Abstract: Nitrogen is a key element controlling the species composition, diversity, dynamics, and functioning of many terrestrial, freshwater, and marine ecosystems. Many of the original plant species living in these ecosystems are adapted to, and function optimally in, soils and solutions with low levels of available nitrogen. The growth and dynamics of herbivore populations, and ultimately those of their predators, also are affected by N. Agriculture, combustion of fossil fuels, and other human activities have altered the global cycle of N substantially, generally increasing both the availability and the mobility of N over large regions of Earth. The mobility of N means that while most deliberate applications of N occur locally, their influence spreads regionally and even globally.

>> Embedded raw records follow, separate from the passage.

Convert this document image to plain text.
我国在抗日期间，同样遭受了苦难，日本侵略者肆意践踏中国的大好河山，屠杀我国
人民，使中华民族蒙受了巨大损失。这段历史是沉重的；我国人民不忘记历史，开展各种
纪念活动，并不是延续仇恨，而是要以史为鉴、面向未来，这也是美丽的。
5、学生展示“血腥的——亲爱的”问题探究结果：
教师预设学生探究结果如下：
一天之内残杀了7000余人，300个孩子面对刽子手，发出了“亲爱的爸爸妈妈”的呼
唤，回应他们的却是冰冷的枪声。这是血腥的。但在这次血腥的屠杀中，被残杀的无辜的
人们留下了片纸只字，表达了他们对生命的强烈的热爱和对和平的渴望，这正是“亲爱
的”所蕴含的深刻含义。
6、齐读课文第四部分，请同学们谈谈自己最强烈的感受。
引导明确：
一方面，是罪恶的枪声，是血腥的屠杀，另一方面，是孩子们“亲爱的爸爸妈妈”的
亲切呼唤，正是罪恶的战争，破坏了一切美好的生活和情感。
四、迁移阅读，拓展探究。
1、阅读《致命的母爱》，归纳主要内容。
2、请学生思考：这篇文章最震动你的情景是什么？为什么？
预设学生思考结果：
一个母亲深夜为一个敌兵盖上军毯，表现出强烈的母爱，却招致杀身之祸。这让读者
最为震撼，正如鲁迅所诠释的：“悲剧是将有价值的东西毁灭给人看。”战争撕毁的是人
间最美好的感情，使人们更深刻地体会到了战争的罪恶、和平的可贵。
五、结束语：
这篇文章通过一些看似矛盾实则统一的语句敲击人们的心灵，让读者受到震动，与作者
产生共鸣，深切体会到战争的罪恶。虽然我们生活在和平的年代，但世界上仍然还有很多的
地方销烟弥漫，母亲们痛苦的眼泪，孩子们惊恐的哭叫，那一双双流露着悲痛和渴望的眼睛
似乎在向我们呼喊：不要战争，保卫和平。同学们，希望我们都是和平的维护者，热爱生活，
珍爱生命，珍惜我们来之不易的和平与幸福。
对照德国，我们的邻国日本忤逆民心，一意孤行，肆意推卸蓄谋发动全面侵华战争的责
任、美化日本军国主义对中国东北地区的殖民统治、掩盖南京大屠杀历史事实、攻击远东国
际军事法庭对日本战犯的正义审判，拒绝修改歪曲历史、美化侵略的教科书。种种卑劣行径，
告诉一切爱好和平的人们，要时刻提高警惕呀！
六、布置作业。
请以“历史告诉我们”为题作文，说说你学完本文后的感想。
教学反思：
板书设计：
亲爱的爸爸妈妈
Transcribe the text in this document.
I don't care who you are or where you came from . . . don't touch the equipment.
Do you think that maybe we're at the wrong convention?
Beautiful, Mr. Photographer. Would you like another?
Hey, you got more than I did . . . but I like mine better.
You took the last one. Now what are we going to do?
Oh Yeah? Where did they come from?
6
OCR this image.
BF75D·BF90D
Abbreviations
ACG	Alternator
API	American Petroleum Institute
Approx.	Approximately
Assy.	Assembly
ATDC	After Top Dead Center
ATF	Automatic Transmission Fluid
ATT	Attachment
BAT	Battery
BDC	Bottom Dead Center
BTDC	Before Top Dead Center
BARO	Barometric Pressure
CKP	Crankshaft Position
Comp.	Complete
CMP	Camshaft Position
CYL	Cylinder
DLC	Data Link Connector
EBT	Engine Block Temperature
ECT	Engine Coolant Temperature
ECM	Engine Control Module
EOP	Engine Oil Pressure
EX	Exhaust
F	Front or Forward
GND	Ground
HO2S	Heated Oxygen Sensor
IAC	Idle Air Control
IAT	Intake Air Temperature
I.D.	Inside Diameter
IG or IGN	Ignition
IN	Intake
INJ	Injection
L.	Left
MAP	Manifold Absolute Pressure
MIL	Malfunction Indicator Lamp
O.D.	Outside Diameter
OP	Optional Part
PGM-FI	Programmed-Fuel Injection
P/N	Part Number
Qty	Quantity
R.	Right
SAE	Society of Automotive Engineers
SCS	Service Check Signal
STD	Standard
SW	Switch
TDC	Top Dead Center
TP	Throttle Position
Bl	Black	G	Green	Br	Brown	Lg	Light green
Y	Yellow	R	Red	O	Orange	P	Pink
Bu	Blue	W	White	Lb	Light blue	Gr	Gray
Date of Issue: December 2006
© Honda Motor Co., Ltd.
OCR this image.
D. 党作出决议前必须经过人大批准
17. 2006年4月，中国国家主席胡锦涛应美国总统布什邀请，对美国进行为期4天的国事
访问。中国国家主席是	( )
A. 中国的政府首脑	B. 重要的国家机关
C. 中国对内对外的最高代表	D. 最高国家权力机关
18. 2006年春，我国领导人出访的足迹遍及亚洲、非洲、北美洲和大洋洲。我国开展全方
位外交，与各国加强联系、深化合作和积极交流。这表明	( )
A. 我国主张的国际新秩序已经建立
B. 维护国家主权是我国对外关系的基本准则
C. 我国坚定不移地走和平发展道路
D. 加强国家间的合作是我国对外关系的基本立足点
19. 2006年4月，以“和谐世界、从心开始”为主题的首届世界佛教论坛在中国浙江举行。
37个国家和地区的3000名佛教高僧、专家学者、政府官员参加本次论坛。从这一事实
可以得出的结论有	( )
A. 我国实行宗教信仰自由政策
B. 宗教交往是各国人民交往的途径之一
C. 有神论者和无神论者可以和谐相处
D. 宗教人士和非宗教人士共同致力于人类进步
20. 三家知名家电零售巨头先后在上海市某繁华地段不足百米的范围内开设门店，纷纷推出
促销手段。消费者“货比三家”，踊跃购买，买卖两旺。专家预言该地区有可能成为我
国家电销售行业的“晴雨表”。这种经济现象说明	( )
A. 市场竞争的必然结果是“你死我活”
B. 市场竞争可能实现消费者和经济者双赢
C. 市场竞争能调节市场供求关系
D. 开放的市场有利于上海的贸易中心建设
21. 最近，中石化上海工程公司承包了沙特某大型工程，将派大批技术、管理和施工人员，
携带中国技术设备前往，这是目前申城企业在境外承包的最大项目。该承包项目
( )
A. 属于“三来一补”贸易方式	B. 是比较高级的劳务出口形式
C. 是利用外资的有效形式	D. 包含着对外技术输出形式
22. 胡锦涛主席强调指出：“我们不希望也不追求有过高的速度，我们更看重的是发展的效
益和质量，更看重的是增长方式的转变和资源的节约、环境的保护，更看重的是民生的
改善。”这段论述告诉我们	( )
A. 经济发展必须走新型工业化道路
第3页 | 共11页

Moreover, many of the mobile forms of N themselves have environmental consequences. Although most nitrogen inputs serve human needs such as agricultural production, their environmental conse- quences are serious and long term. Based on our review of available scientific evidence, we are certain that human alterations of the nitrogen cycle have: 1) approximately doubled the rate of nitrogen input into the terrestrial nitrogen cycle, with these rates still increasing; 2) increased concentrations of the potent greenhouse gas N 2O globally, and increased concentrations of other oxides of nitrogen that drive the formation of photochemical smog over large regions of Earth; 3) caused losses of soil nutrients, such as calcium and potassium, that are essential for the long-term maintenance of soil fertility; 4) contributed substantially to the acidification of soils, streams, and lakes in several regions; and 5) greatly increased the transfer of nitrogen through rivers to estuaries and coastal oceans. In addition, based on our review of available scientific evidence we are confident that human alterations of the nitrogen cycle have: 6) increased the quantity of organic carbon stored within terrestrial ecosystems; 7) accelerated losses of biological diversity, especially losses of plants adapted to efficient use of nitrogen, and losses of the animals and microorganisms that depend on them; and 8) caused changes in the composition and functioning of estuarine and nearshore ecosystems, and contributed to long-term declines in coastal marine fisheries.